If you run marketing at a B2B SaaS and Intercom or Drift is on your line items, you're probably overpaying for marketing ROI you can't actually attribute. I want to walk through the math because I haven't seen anyone here break it down properly and it's a real problem.
Pull up your chat widget dashboard. Look at the last 30 days of conversations. Categorize them into three buckets. First bucket: existing customers asking support questions. "Where do I find my API key." "How do I cancel." "My integration broke." Second bucket: prospects with sales-qualifying questions. "Do you support SSO." "What's pricing for 50 seats." "Do you have a Salesforce integration." Third bucket: noise. Job seekers, competitors, random people who hit chat by accident.
For most B2B SaaS sites I've looked at, the split is roughly 75% support, 15% sales, 10% noise. Sometimes the sales bucket is closer to 5% on top-of-funnel-heavy sites. The support bucket is almost never below 60%.
Now look at where the tool sits on your budget. Marketing. And look at what the tool optimizes for. Response time. CSAT. Ticket deflection. Those are support metrics. The marketing-attributable conversations are 15% of usage and there's no easy way to filter the dashboard to just see them.
This creates a budget problem most marketers haven't internalized. You're paying $400 to $2000 per month for a line item that, by usage, is 75% support tooling. If your CFO asks why marketing owns 100% of the cost when 75% of the work is for the support team, the honest answer is "because that's how the vendor sells it." The vendor sells it as marketing because marketing has bigger budgets and worse measurement standards.
Three things I'd actually do if I were managing this budget right now.

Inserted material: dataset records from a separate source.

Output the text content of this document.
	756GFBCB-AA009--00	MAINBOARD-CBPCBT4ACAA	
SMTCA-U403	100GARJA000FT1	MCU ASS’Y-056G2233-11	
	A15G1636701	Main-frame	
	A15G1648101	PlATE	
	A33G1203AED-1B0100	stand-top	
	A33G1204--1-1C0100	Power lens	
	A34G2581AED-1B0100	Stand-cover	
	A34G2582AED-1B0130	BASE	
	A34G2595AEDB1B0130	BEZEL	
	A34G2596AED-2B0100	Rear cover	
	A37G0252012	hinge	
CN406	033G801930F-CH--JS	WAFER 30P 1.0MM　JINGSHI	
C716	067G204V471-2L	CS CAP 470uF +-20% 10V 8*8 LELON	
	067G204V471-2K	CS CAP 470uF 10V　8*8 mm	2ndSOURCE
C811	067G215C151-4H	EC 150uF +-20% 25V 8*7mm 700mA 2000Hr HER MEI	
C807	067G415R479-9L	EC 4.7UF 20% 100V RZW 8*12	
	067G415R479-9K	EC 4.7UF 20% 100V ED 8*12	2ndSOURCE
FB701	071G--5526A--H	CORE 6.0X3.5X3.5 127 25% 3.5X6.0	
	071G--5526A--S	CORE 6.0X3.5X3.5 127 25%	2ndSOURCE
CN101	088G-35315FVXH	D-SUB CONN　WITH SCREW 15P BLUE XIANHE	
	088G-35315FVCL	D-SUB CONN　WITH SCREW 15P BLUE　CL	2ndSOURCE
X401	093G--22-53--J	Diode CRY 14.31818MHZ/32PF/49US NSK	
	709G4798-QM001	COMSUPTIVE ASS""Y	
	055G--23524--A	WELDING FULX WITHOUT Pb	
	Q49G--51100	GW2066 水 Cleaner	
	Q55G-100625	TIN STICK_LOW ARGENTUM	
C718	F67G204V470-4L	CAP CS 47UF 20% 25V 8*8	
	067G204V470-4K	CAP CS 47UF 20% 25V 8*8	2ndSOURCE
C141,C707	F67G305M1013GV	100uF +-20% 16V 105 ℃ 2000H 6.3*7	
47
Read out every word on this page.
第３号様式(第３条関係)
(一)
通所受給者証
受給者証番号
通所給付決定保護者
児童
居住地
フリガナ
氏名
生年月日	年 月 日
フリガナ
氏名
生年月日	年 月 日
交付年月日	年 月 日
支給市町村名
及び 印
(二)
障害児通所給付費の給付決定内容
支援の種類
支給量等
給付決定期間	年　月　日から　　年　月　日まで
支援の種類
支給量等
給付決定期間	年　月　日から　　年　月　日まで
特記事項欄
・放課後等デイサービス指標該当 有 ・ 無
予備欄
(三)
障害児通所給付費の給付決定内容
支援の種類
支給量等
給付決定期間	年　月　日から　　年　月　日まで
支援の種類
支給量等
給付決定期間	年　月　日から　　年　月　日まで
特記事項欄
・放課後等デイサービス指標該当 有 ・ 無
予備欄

First, run the categorization above for one month. Not estimate, actually tag conversations. Most chat tools let you add a custom tag at conversation close. Tag every conversation as "support" "sales" or "noise" for 30 days. Now you have a real split.
Second, propose a budget reallocation based on usage. If 75% of conversations are support, 75% of the cost should sit on the support team's budget. This sounds like an internal politics move but it's actually a marketing ROI move, because once you've offloaded 75% of the cost, the remaining 25% has to justify itself purely on pipeline contribution. Suddenly you can measure it. Suddenly you can decide whether the tool is actually working as a marketing channel or whether you should buy something built for the marketing job.
Third, separate the tools. The category is splitting whether vendors admit it or not. Intercom's pivot to Fin (the AI customer service angle) is them choosing the support side. The visitor-conversion side is opening up. If your sales-qualifying conversations are 15% of widget usage but 90% of pipeline contribution, those conversations deserve a tool optimized for them, not a support tool with a marketing skin.
The reason this matters beyond budget arguments. When you bundle support and marketing into one tool, you optimize for the support workflow because that's where the volume is. The marketing experience suffers. The visitor who lands on your site at 2pm Tuesday with one specific question gets routed through a tool designed to handle 10000 monthly tickets. The qualification flow is shallow because deep qualification breaks the support response time SLA. So you lose the prospect to the bounce rate while the tool reports a healthy CSAT score.
I'd be curious if anyone here has actually tagged their chat conversations by type and broken out the marketing contribution. If you have, what was the split, and did it change how you negotiated the next renewal? My guess is most teams haven't, because the dashboard doesn't make it easy and nobody's incentivized to ask the question.